The $1 billion package proposed by the government comprises:

  • 58% to address the land-based causes of water quality issues impacting the World Heritage Area
  • 26% to reduce crown-of-thorns starfish and prevent illegal fishing
  • 9% for new scientific technologies
  • 7% allocated to local communities—including Traditional Owners—for habitat restoration, citizen science and reducing marine debris

The measures to be funded are all important. But they’re nowhere near as important as addressing the root cause of climate change: greenhouse gas emissions. Most of the $1 billion should have been used to help Australia phase out fossil fuels. 

What’s more, the federal and Queensland governments continue to approve new coal and gas projects. Doing all this, while knowing the grave threat climate change poses to the Great Barrier Reef, demonstrates the incoherence of government policies.

Devil in the detail

When we drill further into the detail, it becomes even more clear the funding package is not as impressive as it may first appear. 

The $1 billion funding has been allocated over nine years. This is far beyond the time frame to which any government can sensibly commit, given four-year election cycles. A major funding increase is needed urgently, and certainly within a single term of government.

Also, federal Labor’s funding proposal for the Great Barrier Reef must be increased. 

Another concern is the funding allocation for new scientific technologies such as coral seeding, developing heat-resistant corals and cloud brightening. Some of these technologies may have produced positive results at a small scale. But none has yet proved feasible at the wide scale necessary to make a real difference for the Great Barrier Reef.

A$1 billion of additional funding will do little for the Great Barrier Reef
Flood plume extending into the Great Barrier Reef. Improving water quality requires better enforcement of the rules.
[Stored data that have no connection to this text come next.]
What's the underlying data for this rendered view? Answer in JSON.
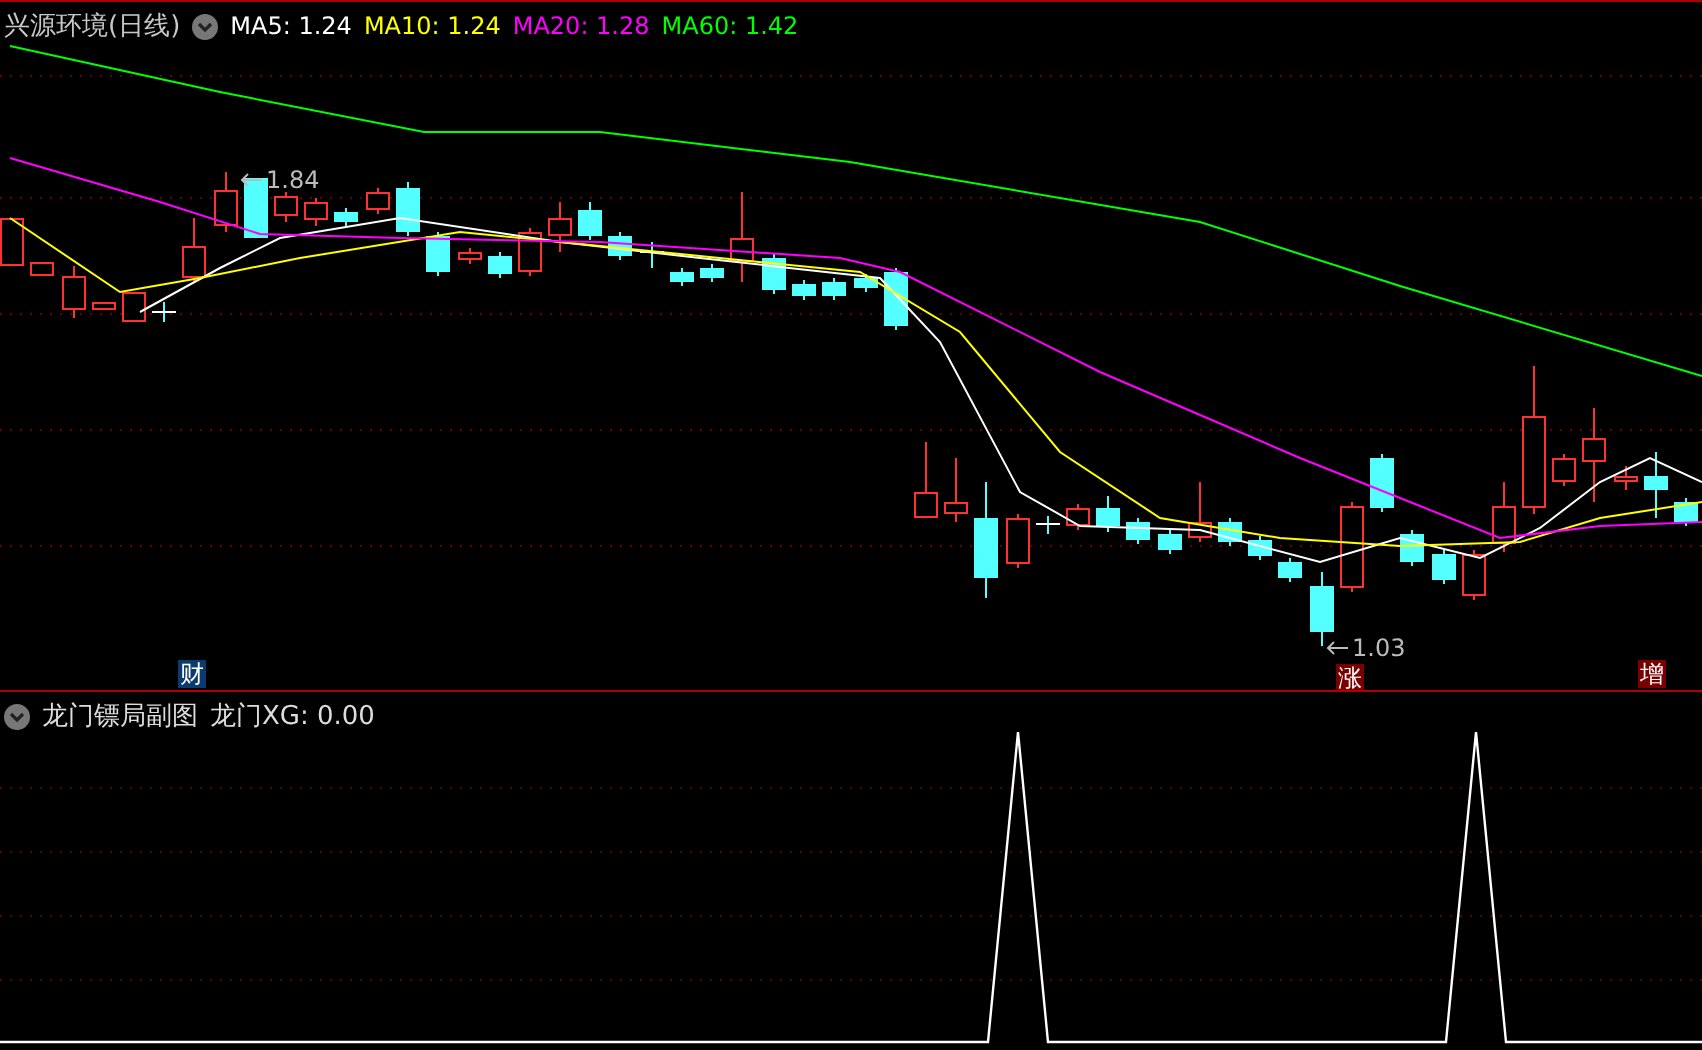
{
  "main_chart": {
    "title": "兴源环境(日线)",
    "indicators": [
      {
        "label": "MA5: 1.24",
        "color": "#ffffff"
      },
      {
        "label": "MA10: 1.24",
        "color": "#ffff00"
      },
      {
        "label": "MA20: 1.28",
        "color": "#ff00ff"
      },
      {
        "label": "MA60: 1.42",
        "color": "#00ff00"
      }
    ],
    "annotations": [
      {
        "text": "1.84"
      },
      {
        "text": "1.03"
      }
    ],
    "markers": [
      {
        "text": "财",
        "color": "#0a3a6e"
      },
      {
        "text": "涨",
        "color": "#7a0000"
      },
      {
        "text": "增",
        "color": "#7a0000"
      }
    ]
  },
  "sub_chart": {
    "title": "龙门镖局副图",
    "indicator": "龙门XG: 0.00"
  }
}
Credit: Matt Curnock

Efforts to address water quality are important. After climate changepoor water quality is the most pressing problem facing the reef. It’s largely caused by nutrients, pesticides and sediment runoff from agriculture and coastal development. 

But governments have already spent hundreds of millions trying to improve water quality, with only limited success. Reducing water pollution requires more effective spending, not just more funds.

This is just one example of how money alone cannot fix all the Great Barrier Reef’s problems. Improving water quality requires the right balance between voluntary industry-led approaches and enforcing the rules. 

The Queensland government must greatly increase its compliance and enforcement on matters such as fertilizer runoff entering creeks that flow to the reef. While many farmers are doing the right thing, others clearly are not.

And to improve water quality, governments must be prepared to limit clearing and agriculture expansion in reef catchment areas.

Learning from our mistakes

For years, the federal government has known the pressures facing the Great Barrier Reef. But it continues to maintain a “business as usual” attitude in the face of the worsening climate crisis. Governments worldwide must dramatically increase their climate ambitions—and for the Great Barrier Reef, this action should start at home.

As the Murray-Darling Basin experience shows, throwing funding at an environmental catastrophe does not fix the problem, especially if the core issue remains unaddressed.

The government must also better allocate funds to achieve effective and timely “adaptive management.” This involves decision-making that can be adjusted as outcomes become better understood.